Uhrenhändler unbemerkt abgemahnt

Sagen Ihnen die Anwälte Waldorf Frommer aus München etwas? Ein befreundeter Uhrenhändler aus München erzählte mir neulich eine Geschichte, die mein Interesse weckte. Der Inhaber eines Geschäfts für Armbanduhren, Taschenuhren und Schreibtischuhren aus München hatte im Internet bei Amazon eine tolle Quarzuhr gesehen. Quarzuhren sind heute eher selten geworden, weil zunehmend Automatikuhren und Funkuhren verkauft werden. Das Sammlerstück stammte aus dem Jahr 1927 und war eine der ersten Quarzuhren, die je gebaut wurden. Nicht so genau wie eine Atomuhr, aber ein echtes Schätzchen und extrem wertvoll, weil sie zudem eine Lünette aus einem Gold besaß.

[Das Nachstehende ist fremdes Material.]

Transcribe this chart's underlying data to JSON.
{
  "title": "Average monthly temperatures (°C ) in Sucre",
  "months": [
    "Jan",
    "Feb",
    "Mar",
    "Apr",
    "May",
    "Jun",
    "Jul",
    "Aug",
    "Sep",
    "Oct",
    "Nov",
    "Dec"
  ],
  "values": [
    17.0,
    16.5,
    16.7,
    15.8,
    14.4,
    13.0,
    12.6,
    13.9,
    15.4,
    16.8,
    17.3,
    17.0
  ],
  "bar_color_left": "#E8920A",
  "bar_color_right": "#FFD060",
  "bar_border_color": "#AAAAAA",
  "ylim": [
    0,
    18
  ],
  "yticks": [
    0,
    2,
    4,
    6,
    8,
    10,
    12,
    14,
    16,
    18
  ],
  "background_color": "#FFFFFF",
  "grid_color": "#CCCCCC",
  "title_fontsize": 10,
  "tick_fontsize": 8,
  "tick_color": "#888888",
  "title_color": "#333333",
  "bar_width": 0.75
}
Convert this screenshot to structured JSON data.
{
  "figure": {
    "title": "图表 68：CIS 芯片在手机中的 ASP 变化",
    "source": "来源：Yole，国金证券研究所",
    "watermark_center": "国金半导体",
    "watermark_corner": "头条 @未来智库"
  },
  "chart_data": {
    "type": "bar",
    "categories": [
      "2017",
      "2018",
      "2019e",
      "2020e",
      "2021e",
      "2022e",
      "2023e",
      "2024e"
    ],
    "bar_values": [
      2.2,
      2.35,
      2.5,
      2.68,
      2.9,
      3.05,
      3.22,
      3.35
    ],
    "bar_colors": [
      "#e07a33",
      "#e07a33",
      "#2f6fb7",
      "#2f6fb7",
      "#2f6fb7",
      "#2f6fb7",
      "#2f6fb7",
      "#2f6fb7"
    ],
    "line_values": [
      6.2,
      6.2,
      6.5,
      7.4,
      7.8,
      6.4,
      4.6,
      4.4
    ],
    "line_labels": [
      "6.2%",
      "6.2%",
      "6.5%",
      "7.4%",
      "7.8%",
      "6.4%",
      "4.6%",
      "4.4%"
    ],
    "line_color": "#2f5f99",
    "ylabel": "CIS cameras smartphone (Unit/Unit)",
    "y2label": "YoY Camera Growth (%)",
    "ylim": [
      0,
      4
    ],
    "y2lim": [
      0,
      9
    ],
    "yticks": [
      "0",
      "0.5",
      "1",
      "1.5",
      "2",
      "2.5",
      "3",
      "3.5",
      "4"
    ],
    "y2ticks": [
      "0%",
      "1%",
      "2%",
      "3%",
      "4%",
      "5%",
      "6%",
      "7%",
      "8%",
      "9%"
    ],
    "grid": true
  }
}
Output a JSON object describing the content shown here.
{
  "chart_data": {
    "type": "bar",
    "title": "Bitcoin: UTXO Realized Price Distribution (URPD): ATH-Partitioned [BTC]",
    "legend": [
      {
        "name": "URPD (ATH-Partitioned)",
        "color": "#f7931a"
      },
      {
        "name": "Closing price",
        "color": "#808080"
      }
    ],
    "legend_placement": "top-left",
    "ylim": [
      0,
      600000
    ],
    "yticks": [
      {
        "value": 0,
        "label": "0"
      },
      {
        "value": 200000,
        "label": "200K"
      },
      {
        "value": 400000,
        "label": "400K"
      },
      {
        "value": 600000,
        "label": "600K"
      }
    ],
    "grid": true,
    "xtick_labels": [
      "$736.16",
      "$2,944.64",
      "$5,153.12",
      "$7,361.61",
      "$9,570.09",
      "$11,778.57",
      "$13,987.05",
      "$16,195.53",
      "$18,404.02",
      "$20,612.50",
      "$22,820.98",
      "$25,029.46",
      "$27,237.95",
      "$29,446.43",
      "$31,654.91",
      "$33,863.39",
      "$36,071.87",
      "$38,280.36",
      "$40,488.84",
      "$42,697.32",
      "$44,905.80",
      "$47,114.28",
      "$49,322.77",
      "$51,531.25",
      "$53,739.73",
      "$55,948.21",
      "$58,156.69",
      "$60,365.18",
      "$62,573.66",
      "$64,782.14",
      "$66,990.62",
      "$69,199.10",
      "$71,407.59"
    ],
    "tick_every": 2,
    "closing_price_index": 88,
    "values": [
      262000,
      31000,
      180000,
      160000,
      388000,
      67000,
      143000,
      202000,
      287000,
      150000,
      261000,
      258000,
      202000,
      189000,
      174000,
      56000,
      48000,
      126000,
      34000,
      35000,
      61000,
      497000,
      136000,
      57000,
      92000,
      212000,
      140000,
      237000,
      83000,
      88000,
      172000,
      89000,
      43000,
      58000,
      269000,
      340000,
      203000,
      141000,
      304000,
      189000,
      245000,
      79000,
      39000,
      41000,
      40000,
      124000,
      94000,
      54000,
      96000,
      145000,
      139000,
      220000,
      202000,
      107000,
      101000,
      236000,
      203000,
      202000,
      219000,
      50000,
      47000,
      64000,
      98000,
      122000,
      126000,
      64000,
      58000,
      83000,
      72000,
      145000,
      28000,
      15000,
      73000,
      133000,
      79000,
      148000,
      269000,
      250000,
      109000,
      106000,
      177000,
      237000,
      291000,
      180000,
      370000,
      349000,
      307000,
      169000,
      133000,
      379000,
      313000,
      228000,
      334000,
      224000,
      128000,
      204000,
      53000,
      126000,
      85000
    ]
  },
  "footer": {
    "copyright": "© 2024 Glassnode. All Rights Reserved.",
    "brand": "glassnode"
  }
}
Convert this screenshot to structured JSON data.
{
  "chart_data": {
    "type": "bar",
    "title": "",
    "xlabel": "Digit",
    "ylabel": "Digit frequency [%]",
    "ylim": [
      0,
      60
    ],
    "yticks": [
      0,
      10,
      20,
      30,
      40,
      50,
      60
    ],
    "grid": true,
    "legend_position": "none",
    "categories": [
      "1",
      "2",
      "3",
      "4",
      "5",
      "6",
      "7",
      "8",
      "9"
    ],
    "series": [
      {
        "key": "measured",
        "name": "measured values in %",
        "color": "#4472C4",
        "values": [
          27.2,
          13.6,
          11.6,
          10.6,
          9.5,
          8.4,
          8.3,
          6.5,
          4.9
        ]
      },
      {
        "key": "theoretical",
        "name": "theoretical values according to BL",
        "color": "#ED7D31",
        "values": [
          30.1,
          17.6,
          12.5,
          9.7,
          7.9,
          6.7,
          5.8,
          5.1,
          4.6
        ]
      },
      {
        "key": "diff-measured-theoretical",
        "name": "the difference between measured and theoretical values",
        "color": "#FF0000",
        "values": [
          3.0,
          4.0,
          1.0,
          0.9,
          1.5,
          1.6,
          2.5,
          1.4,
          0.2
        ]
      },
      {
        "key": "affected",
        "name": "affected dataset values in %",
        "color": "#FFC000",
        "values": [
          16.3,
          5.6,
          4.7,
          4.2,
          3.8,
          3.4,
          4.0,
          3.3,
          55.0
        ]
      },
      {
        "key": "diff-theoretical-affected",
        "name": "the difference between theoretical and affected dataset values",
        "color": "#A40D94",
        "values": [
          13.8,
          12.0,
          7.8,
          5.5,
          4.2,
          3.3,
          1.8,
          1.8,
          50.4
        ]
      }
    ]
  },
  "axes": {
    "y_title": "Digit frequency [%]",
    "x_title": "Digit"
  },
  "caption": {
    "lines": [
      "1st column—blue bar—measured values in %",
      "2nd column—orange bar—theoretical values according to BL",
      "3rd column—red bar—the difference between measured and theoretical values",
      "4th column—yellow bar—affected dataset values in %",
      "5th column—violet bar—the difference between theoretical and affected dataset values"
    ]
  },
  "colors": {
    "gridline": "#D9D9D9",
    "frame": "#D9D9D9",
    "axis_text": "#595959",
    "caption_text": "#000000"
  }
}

Mein Kollege kontaktierte also den Verkäufer bei Amazon und wollte wissen, wie er die Uhr erwerben kann. Leider war ein anderer Uhrensammler schneller und hatte den begehrten Zeitmesser bereits gekauft. Die Enttäuschung war groß, die Zeit war reif für eine kleine Ablenkung.

Obwohl es schon spät war, ging mein Bekannter noch einmal ins Internet und schaute, ob er vielleicht eine schöne Digitaluhr ergattern könnte. Seine kleine Tochter hatte aber offensichtlich eine Internet-Tauschbörse auf den PC geladen. Mein Freund war mit diesen Musiktauschbörsen nicht sonderlich vertraut, er war schon etwas älter und der Zahn der Zeit hatte an ihm genagt. Daher bemerkte er nicht, dass die Anwälte Waldorf Frommer über eine antipiracy-Firma seine IP-Adresse loggten, weil sein PC im Hintergrund ein Hörbuch von Harry Potter herunterlud, das seine kleine Tochter gerne haben wollte.

Die Abmahnung ließ nicht lange auf sich warten. Wenige Tage später ging mein Freund zu seinem Briefkasten und fischte eine Abmahnung der Anwälte Waldorf Frommer aus München aus seiner Post. Ihm wurde mitgeteilt, dass die Kanzlei den Hörbuchverlag vertritt, welcher die Harry-Potter-Hörbücher vertreibt. Er sollte eine strafbewehrte Unterlassungserklärung abgeben und 856,00 Euro Schadensersatz zahlen. Viel Geld dafür, dass er eigentlich eine Quarzuhr im Internet gesucht hatte. Zum Glück konnte sich der Uhrenhändler mit der Hilfe einer spezialisierten Rechtsanwaltskanzlei aus Marburg aus der Affäre ziehen. Das hätte schnell ins Auge gehen können, aber die Marburger Rechtsanwälte nahmen sich viel Zeit für meinen Kollegen. Sie konnten sogar ein kleines Fachgespräch über Automatikuhren führen, weil die Rechtsanwälte aus Marburg (www.haftungsrecht.com) viele Abgemahnte vertreten, die mit Uhrenplagiaten handeln. Glück gehabt!

Mein Kollege wird um Tauschbörsen im Internet künftig einen großen Bogen machen und lieber nach einer schönen anlogen Uhr Aussicht halten. Da versteht er halt mehr von.